# Retired people having fun



## MalanCris (Apr 2, 2007)

Working people frequently ask retired people what they do to make their days interesting.

Well, for example, the other day my wife and I went into town and went into a shop. We were only in there for about 5 minutes. When we came out, there was a traffic warden writing out a parking ticket. We went up to him and said, 'Come on man, how about giving a senior citizen a break?' He ignored us and continued writing the ticket. I called him a Nazi t**d. He glared at me and started writing another ticket for having worn tyres. 

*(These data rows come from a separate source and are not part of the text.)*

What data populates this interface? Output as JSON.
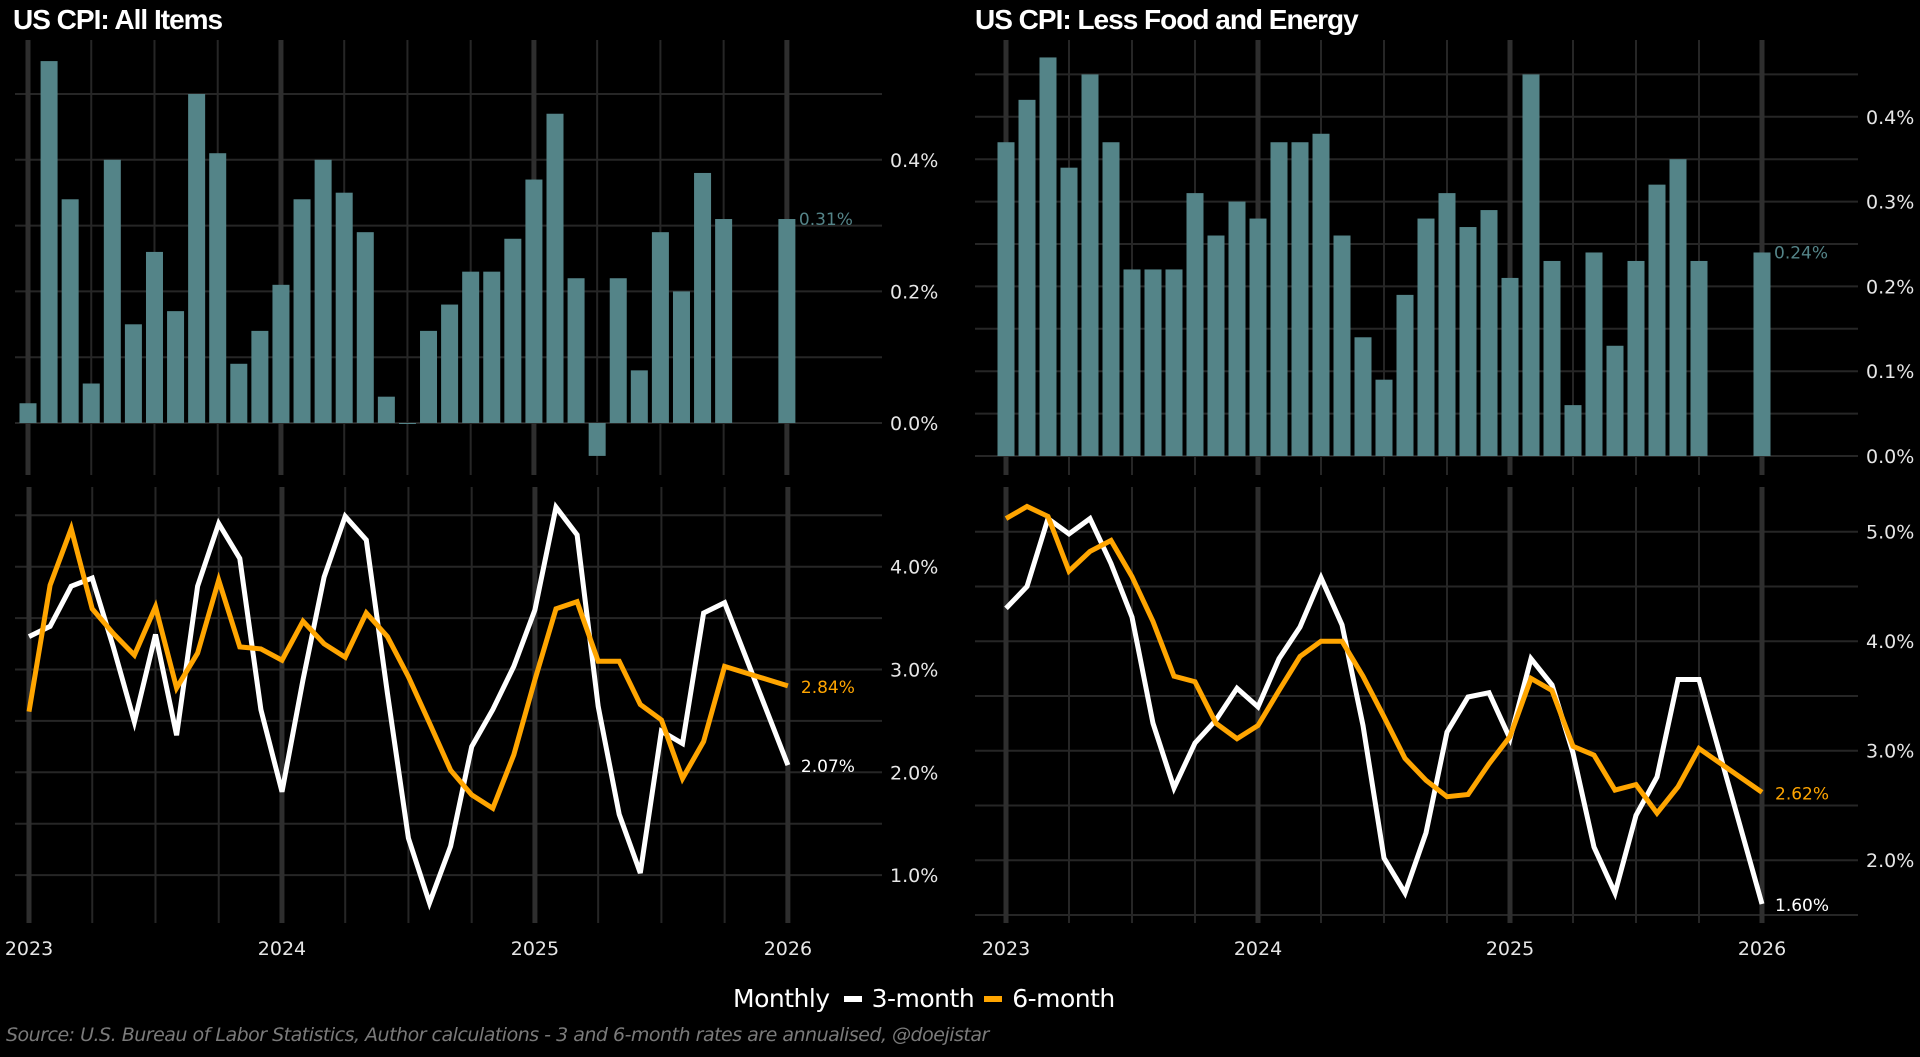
{
  "panels": [
    {
      "title": "US CPI: All Items"
    },
    {
      "title": "US CPI: Less Food and Energy"
    }
  ],
  "legend": {
    "title": "Monthly",
    "items": [
      {
        "label": "3-month",
        "color": "#ffffff"
      },
      {
        "label": "6-month",
        "color": "#ffa500"
      }
    ]
  },
  "source": "Source: U.S. Bureau of Labor Statistics, Author calculations - 3 and 6-month rates are annualised, @doejistar",
  "colors": {
    "background": "#000000",
    "bar": "#548488",
    "grid": "#262626",
    "year_line": "#2e2e2e",
    "three_month": "#ffffff",
    "six_month": "#ffa500"
  },
  "chart_data": [
    {
      "type": "bar",
      "title": "US CPI: All Items",
      "x_start": "2023-01",
      "x_ticks": [
        "2023",
        "2024",
        "2025",
        "2026"
      ],
      "ylim": [
        -0.05,
        0.57
      ],
      "y_ticks": [
        "0.0%",
        "0.2%",
        "0.4%"
      ],
      "y_tick_values": [
        0,
        0.2,
        0.4
      ],
      "grid": true,
      "values": [
        0.03,
        0.55,
        0.34,
        0.06,
        0.4,
        0.15,
        0.26,
        0.17,
        0.5,
        0.41,
        0.09,
        0.14,
        0.21,
        0.34,
        0.4,
        0.35,
        0.29,
        0.04,
        0.0,
        0.14,
        0.18,
        0.23,
        0.23,
        0.28,
        0.37,
        0.47,
        0.22,
        -0.05,
        0.22,
        0.08,
        0.29,
        0.2,
        0.38,
        0.31,
        null,
        null,
        0.31
      ],
      "end_label": "0.31%"
    },
    {
      "type": "line",
      "x_start": "2023-01",
      "x_ticks": [
        "2023",
        "2024",
        "2025",
        "2026"
      ],
      "ylim": [
        0.5,
        4.7
      ],
      "y_ticks": [
        "1.0%",
        "2.0%",
        "3.0%",
        "4.0%"
      ],
      "y_tick_values": [
        1,
        2,
        3,
        4
      ],
      "grid": true,
      "legend": "bottom",
      "series": [
        {
          "name": "3-month",
          "color": "#ffffff",
          "end_label": "2.07%",
          "values": [
            3.32,
            3.42,
            3.81,
            3.89,
            3.22,
            2.49,
            3.34,
            2.36,
            3.81,
            4.42,
            4.08,
            2.61,
            1.81,
            2.9,
            3.9,
            4.49,
            4.26,
            2.77,
            1.36,
            0.73,
            1.28,
            2.25,
            2.61,
            3.03,
            3.58,
            4.58,
            4.31,
            2.64,
            1.59,
            1.02,
            2.4,
            2.28,
            3.55,
            3.65,
            null,
            null,
            2.07
          ]
        },
        {
          "name": "6-month",
          "color": "#ffa500",
          "end_label": "2.84%",
          "values": [
            2.59,
            3.82,
            4.37,
            3.59,
            3.35,
            3.14,
            3.61,
            2.82,
            3.16,
            3.87,
            3.22,
            3.2,
            3.09,
            3.47,
            3.25,
            3.12,
            3.55,
            3.32,
            2.93,
            2.48,
            2.02,
            1.78,
            1.65,
            2.17,
            2.9,
            3.59,
            3.66,
            3.08,
            3.08,
            2.66,
            2.51,
            1.94,
            2.3,
            3.03,
            null,
            null,
            2.84
          ]
        }
      ]
    },
    {
      "type": "bar",
      "title": "US CPI: Less Food and Energy",
      "x_start": "2023-01",
      "x_ticks": [
        "2023",
        "2024",
        "2025",
        "2026"
      ],
      "ylim": [
        0,
        0.47
      ],
      "y_ticks": [
        "0.0%",
        "0.1%",
        "0.2%",
        "0.3%",
        "0.4%"
      ],
      "y_tick_values": [
        0,
        0.1,
        0.2,
        0.3,
        0.4
      ],
      "grid": true,
      "values": [
        0.37,
        0.42,
        0.47,
        0.34,
        0.45,
        0.37,
        0.22,
        0.22,
        0.22,
        0.31,
        0.26,
        0.3,
        0.28,
        0.37,
        0.37,
        0.38,
        0.26,
        0.14,
        0.09,
        0.19,
        0.28,
        0.31,
        0.27,
        0.29,
        0.21,
        0.45,
        0.23,
        0.06,
        0.24,
        0.13,
        0.23,
        0.32,
        0.35,
        0.23,
        null,
        null,
        0.24
      ],
      "end_label": "0.24%"
    },
    {
      "type": "line",
      "x_start": "2023-01",
      "x_ticks": [
        "2023",
        "2024",
        "2025",
        "2026"
      ],
      "ylim": [
        1.4,
        5.3
      ],
      "y_ticks": [
        "2.0%",
        "3.0%",
        "4.0%",
        "5.0%"
      ],
      "y_tick_values": [
        2,
        3,
        4,
        5
      ],
      "grid": true,
      "legend": "bottom",
      "series": [
        {
          "name": "3-month",
          "color": "#ffffff",
          "end_label": "1.60%",
          "values": [
            4.3,
            4.5,
            5.12,
            4.98,
            5.12,
            4.71,
            4.22,
            3.25,
            2.66,
            3.07,
            3.28,
            3.57,
            3.4,
            3.84,
            4.13,
            4.58,
            4.15,
            3.23,
            2.02,
            1.7,
            2.25,
            3.17,
            3.49,
            3.53,
            3.11,
            3.84,
            3.6,
            2.98,
            2.12,
            1.7,
            2.41,
            2.76,
            3.65,
            3.65,
            null,
            null,
            1.6
          ]
        },
        {
          "name": "6-month",
          "color": "#ffa500",
          "end_label": "2.62%",
          "values": [
            5.12,
            5.23,
            5.14,
            4.64,
            4.82,
            4.92,
            4.59,
            4.18,
            3.68,
            3.63,
            3.25,
            3.11,
            3.23,
            3.55,
            3.86,
            4.0,
            4.0,
            3.68,
            3.31,
            2.93,
            2.73,
            2.58,
            2.6,
            2.88,
            3.13,
            3.66,
            3.55,
            3.04,
            2.96,
            2.64,
            2.69,
            2.43,
            2.67,
            3.02,
            null,
            null,
            2.62
          ]
        }
      ]
    }
  ]
}
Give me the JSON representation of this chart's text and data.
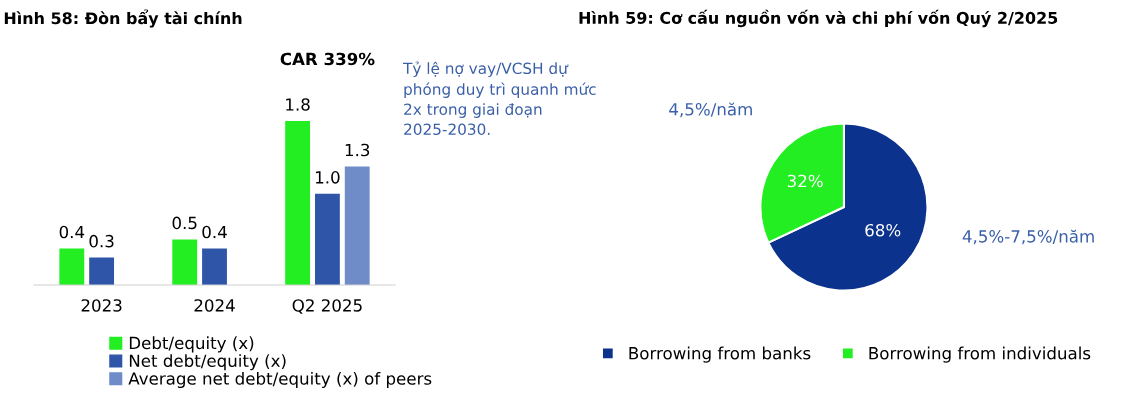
{
  "chart_data": [
    {
      "type": "bar",
      "title": "Hình 58: Đòn bẩy tài chính",
      "categories": [
        "2023",
        "2024",
        "Q2 2025"
      ],
      "series": [
        {
          "name": "Debt/equity (x)",
          "color": "#22ee22",
          "values": [
            0.4,
            0.5,
            1.8
          ],
          "value_labels": [
            "0.4",
            "0.5",
            "1.8"
          ]
        },
        {
          "name": "Net debt/equity (x)",
          "color": "#2f55a8",
          "values": [
            0.3,
            0.4,
            1.0
          ],
          "value_labels": [
            "0.3",
            "0.4",
            "1.0"
          ]
        },
        {
          "name": "Average net debt/equity (x) of peers",
          "color": "#6f8cc8",
          "values": [
            null,
            null,
            1.3
          ],
          "value_labels": [
            null,
            null,
            "1.3"
          ]
        }
      ],
      "legend": "bottom",
      "annotations": [
        "CAR 339%",
        "Tỷ lệ nợ vay/VCSH dự phóng duy trì quanh mức 2x trong giai đoạn 2025-2030."
      ]
    },
    {
      "type": "pie",
      "title": "Hình 59: Cơ cấu nguồn vốn và chi phí vốn Quý 2/2025",
      "categories": [
        "Borrowing from banks",
        "Borrowing from individuals"
      ],
      "values": [
        68,
        32
      ],
      "colors": [
        "#0b328c",
        "#22ee22"
      ],
      "value_labels": [
        "68%",
        "32%"
      ],
      "legend": "bottom",
      "annotations": [
        "4,5%-7,5%/năm",
        "4,5%/năm"
      ]
    }
  ]
}
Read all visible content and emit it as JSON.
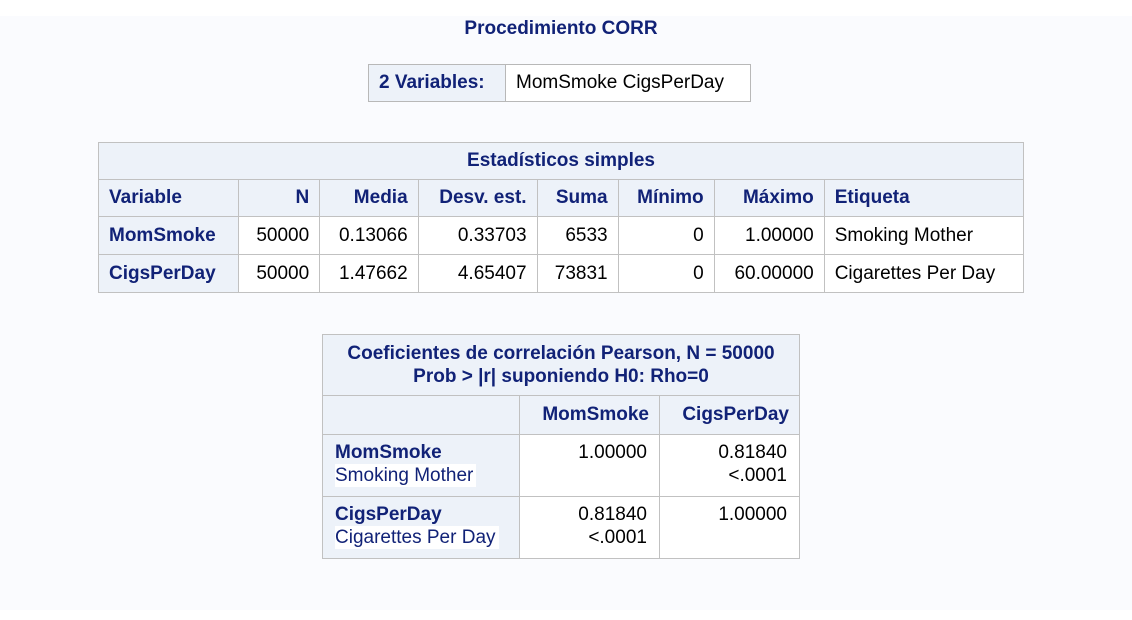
{
  "procedure_title": "Procedimiento CORR",
  "variables_box": {
    "label": "2 Variables:",
    "value": "MomSmoke CigsPerDay"
  },
  "simple_stats": {
    "caption": "Estadísticos simples",
    "headers": [
      "Variable",
      "N",
      "Media",
      "Desv. est.",
      "Suma",
      "Mínimo",
      "Máximo",
      "Etiqueta"
    ],
    "rows": [
      {
        "variable": "MomSmoke",
        "n": "50000",
        "media": "0.13066",
        "desv": "0.33703",
        "suma": "6533",
        "minimo": "0",
        "maximo": "1.00000",
        "etiqueta": "Smoking Mother"
      },
      {
        "variable": "CigsPerDay",
        "n": "50000",
        "media": "1.47662",
        "desv": "4.65407",
        "suma": "73831",
        "minimo": "0",
        "maximo": "60.00000",
        "etiqueta": "Cigarettes Per Day"
      }
    ]
  },
  "correlation": {
    "caption_line1": "Coeficientes de correlación Pearson, N = 50000",
    "caption_line2": "Prob > |r| suponiendo H0: Rho=0",
    "columns": [
      "MomSmoke",
      "CigsPerDay"
    ],
    "rows": [
      {
        "name": "MomSmoke",
        "label": "Smoking Mother",
        "cells": [
          {
            "r": "1.00000",
            "p": ""
          },
          {
            "r": "0.81840",
            "p": "<.0001"
          }
        ]
      },
      {
        "name": "CigsPerDay",
        "label": "Cigarettes Per Day",
        "cells": [
          {
            "r": "0.81840",
            "p": "<.0001"
          },
          {
            "r": "1.00000",
            "p": ""
          }
        ]
      }
    ]
  },
  "colors": {
    "header_text": "#112277",
    "header_bg": "#edf2f9",
    "border": "#c1c1c1",
    "page_bg": "#fafbfe"
  }
}
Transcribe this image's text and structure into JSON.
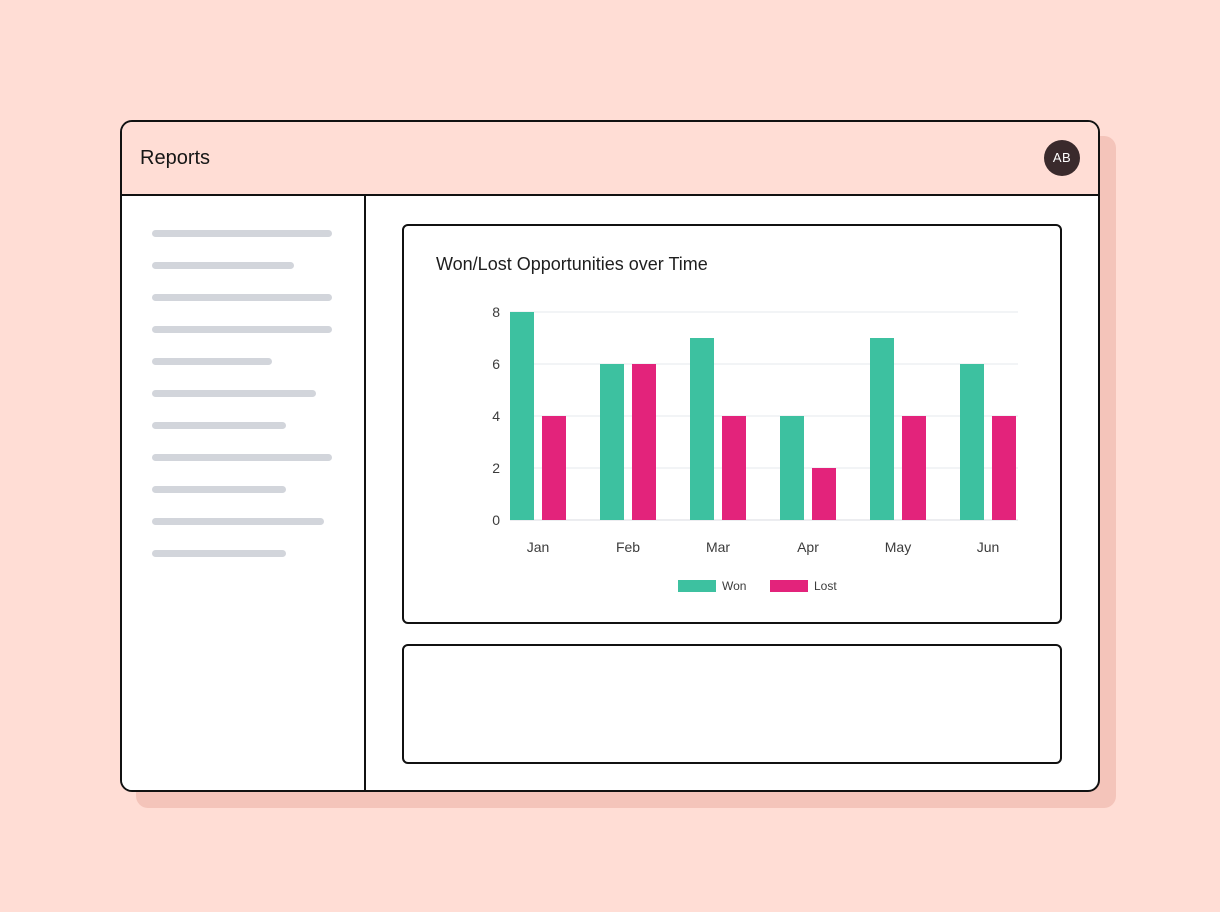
{
  "app": {
    "title": "Reports",
    "avatar_initials": "AB"
  },
  "colors": {
    "won": "#3DC1A0",
    "lost": "#E3237B",
    "background": "#FFDDD5"
  },
  "chart_data": {
    "type": "bar",
    "title": "Won/Lost Opportunities over Time",
    "categories": [
      "Jan",
      "Feb",
      "Mar",
      "Apr",
      "May",
      "Jun"
    ],
    "series": [
      {
        "name": "Won",
        "values": [
          8,
          6,
          7,
          4,
          7,
          6
        ]
      },
      {
        "name": "Lost",
        "values": [
          4,
          6,
          4,
          2,
          4,
          4
        ]
      }
    ],
    "ylim": [
      0,
      8
    ],
    "yticks": [
      0,
      2,
      4,
      6,
      8
    ],
    "grid": true,
    "legend": "bottom-center"
  }
}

So my wife called him a s******d. He finished the second ticket and put it on the windscreen with the first. Then he started writing a third ticket. This went on for about 20 minutes. The more we abused him, the more tickets he wrote. 

Personally, we didn't care. We came into town by bus.
We try to have a little fun each day now that we're retired. It's important at our age.


----------



## Eamonn (Feb 19, 2007)

Class

I know a guy that was going to a football match and he couldnt get parking anywhere. He eventually parked illegally and went to the car beside him (also parked illegially) which had a ticket on the window. He took the ticket off and placed it on his own car, knowing that he would not get another one.......he wasnt retired either :lol:


----------



## Duadua (Feb 16, 2006)

Post removed by Duadua

Edit: Sorry, just noticed it's in the Jokes and Trivia section! So I hope it is and I've been well and truly kippered.


----------



## DABurleigh (May 9, 2005)

Hmmmmnn. I think I ought to be guided by the forum title rather than the lack of emoticons so far in this thread!


----------



## badger (May 9, 2005)

Well I enjoyed it!! :lol:


----------



## Duadua (Feb 16, 2006)

MalanCris

Just looked up your many contributions to the Jokes and Trivia forum.

I have removed my "disgusted from Tonbridge Wells" post above, understanding better now that it was a joke.

Many apologies if you read it.

Duadua


----------



## MalanCris (Apr 2, 2007)

I always try not to offend anyone if possible - just like to bring a smile to people :lol:


----------



## Duadua (Feb 16, 2006)

followed by :lol:


----------